I make no secret of the fact that I adore cookery books. My shelves at home are heaving with recipe books for every kind of food you can imagine, so I suppose it’s not surprising that a fair few of those books are for oriental foods.
Of these there are books that I return to again and again and favourite recipes so well loved that the pages are splattered from being cooked over and over again. I thought it would be good to put up something a little different onto my blog to tell you which books I love and why and which recipes in particular you have to try.
These recipes books don’t all have ramen recipes in. In fact, they cover a broad spectrum of oriental cooking, from Japanese and Chinese to fusion food. But you’ll be surprised how much these cross over and how well many of these recipes work as a topping or a side dish to ramen.
I should note that I always use cookery books as a guideline as I don’t think recipes work so well for your own palate if you follow them to the absolute letter. There are always pencil addictions and changes in the margins of recipes in my books and I am never too bothered adding more of an ingredient if it’s something I love!
by Kimiko Barber
This was the first Japanese cookery book I bought and if I remember correctly, I don’t think I had even visited Yo! at that point. This is a really good book for basic Japanese food, teaching you everything from how to cook the perfect Japanese rice and miso soups, to sushi and gyoza. It has a guide in the front for techniques as well as dressing, sauces and marinades section, which is really helpful. The only slight niggle with this book is the layout in different stages of difficulty, rather than by meat, fish, vegetables etc. But none of the recipes are difficult to do and this is great is you are new to Japanese cooking, as everything is explained clearly and easy to follow.
-Chicken Katsu, classic Japanese that is more impressive to serve at a dinner party than it is difficult to actually make!
-Chicken and Egg Donburi, which is a perfect example of subtle Japanese flavours used to create a comforting tasty meal.
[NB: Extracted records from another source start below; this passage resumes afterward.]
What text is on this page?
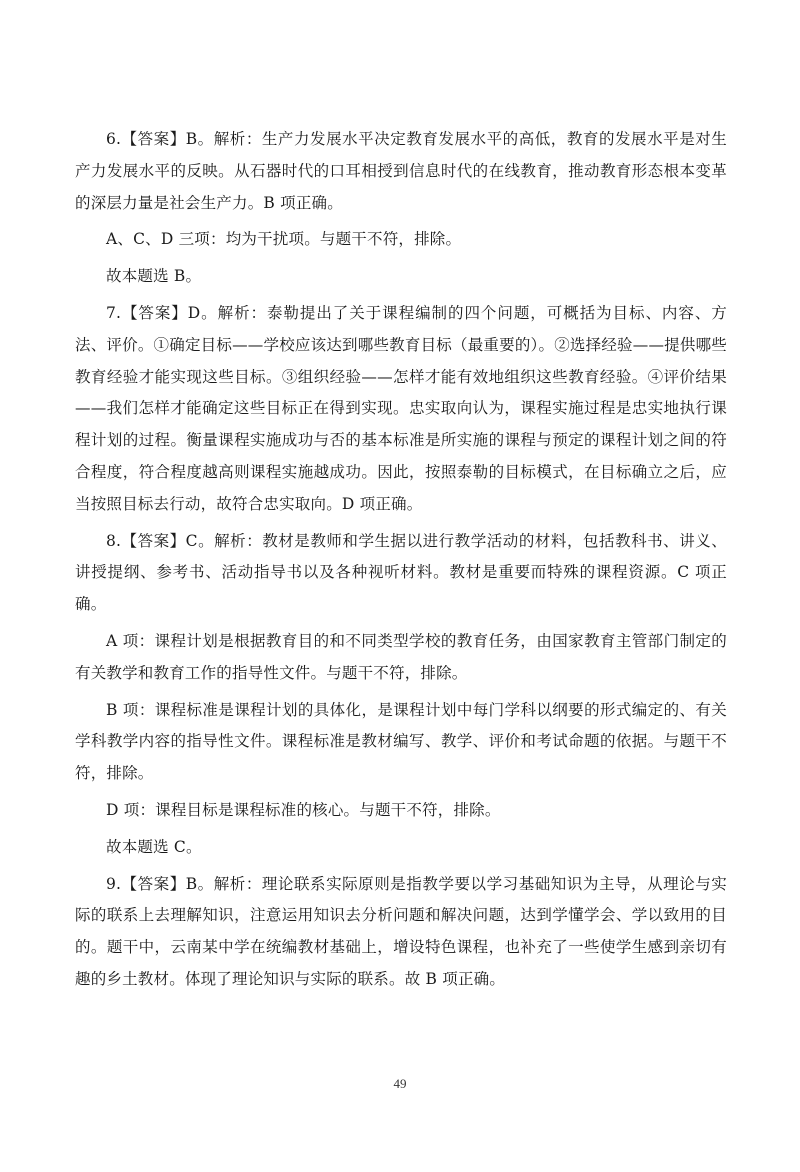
6.【答案】B。解析：生产力发展水平决定教育发展水平的高低，教育的发展水平是对生产力发展水平的反映。从石器时代的口耳相授到信息时代的在线教育，推动教育形态根本变革的深层力量是社会生产力。B 项正确。

A、C、D 三项：均为干扰项。与题干不符，排除。

故本题选 B。

7.【答案】D。解析：泰勒提出了关于课程编制的四个问题，可概括为目标、内容、方法、评价。①确定目标——学校应该达到哪些教育目标（最重要的）。②选择经验——提供哪些教育经验才能实现这些目标。③组织经验——怎样才能有效地组织这些教育经验。④评价结果——我们怎样才能确定这些目标正在得到实现。忠实取向认为，课程实施过程是忠实地执行课程计划的过程。衡量课程实施成功与否的基本标准是所实施的课程与预定的课程计划之间的符合程度，符合程度越高则课程实施越成功。因此，按照泰勒的目标模式，在目标确立之后，应当按照目标去行动，故符合忠实取向。D 项正确。

8.【答案】C。解析：教材是教师和学生据以进行教学活动的材料，包括教科书、讲义、讲授提纲、参考书、活动指导书以及各种视听材料。教材是重要而特殊的课程资源。C 项正确。

A 项：课程计划是根据教育目的和不同类型学校的教育任务，由国家教育主管部门制定的有关教学和教育工作的指导性文件。与题干不符，排除。

B 项：课程标准是课程计划的具体化，是课程计划中每门学科以纲要的形式编定的、有关学科教学内容的指导性文件。课程标准是教材编写、教学、评价和考试命题的依据。与题干不符，排除。

D 项：课程目标是课程标准的核心。与题干不符，排除。

故本题选 C。

9.【答案】B。解析：理论联系实际原则是指教学要以学习基础知识为主导，从理论与实际的联系上去理解知识，注意运用知识去分析问题和解决问题，达到学懂学会、学以致用的目的。题干中，云南某中学在统编教材基础上，增设特色课程，也补充了一些使学生感到亲切有趣的乡土教材。体现了理论知识与实际的联系。故 B 项正确。

49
-Green Tea Prawns with Cucumber Salsa, a simple combination of green tea, butter and Sichuan pepper which creates another subtly flavoured tasty dish.
By Tim Anderson
I got this book for my birthday and as of yet haven’t had much chance to really experiment with the recipes. However, this is the most breathtakingly gorgeous book and if you buy it to ogle over the pictures alone, then it is a good purchase. Tim Anderson is a past winner of MasterChef and this book showcases his love affair with Japanese food. The recipes in this book can be quite complicated, so probably more suitable to the more experienced cook, but it has a whole chapter on ramen and also has lots of sides and little dishes that would be perfect sat on top of a bowl of ramen. The other great thing about this book is that it is spineless so that you can open it out and prop it up in the kitchen without fear of its snapping shut and you losing your recipe at an important moment!
By Nancy Lam
I couldn’t draw up a list of cookery books without mentioning this book. Nancy Lam was a TV chef on Channel5 in the late 1990s. This was the first book I started experimenting with oriental recipes from when I was a teenager and really starting to get interesting in cooking. It is a fusion of Indonesian and Chinese cooking and the recipes don’t taste like anything else I have ever eaten. Even after all this time, I return to this book for some classic recipes my family have been cooking for years. This is now long out of print, but can be bought cheaply on Amazon or eBay. I have bought several copies of this book for family members in charity shops, so always worth keeping a look out!
My favourites are:
-Sweet and Sour Prawns in Tamarind Juice, an amazing syrupy seafood dish with a sour tang from tamarind and sweetness from palm sugar.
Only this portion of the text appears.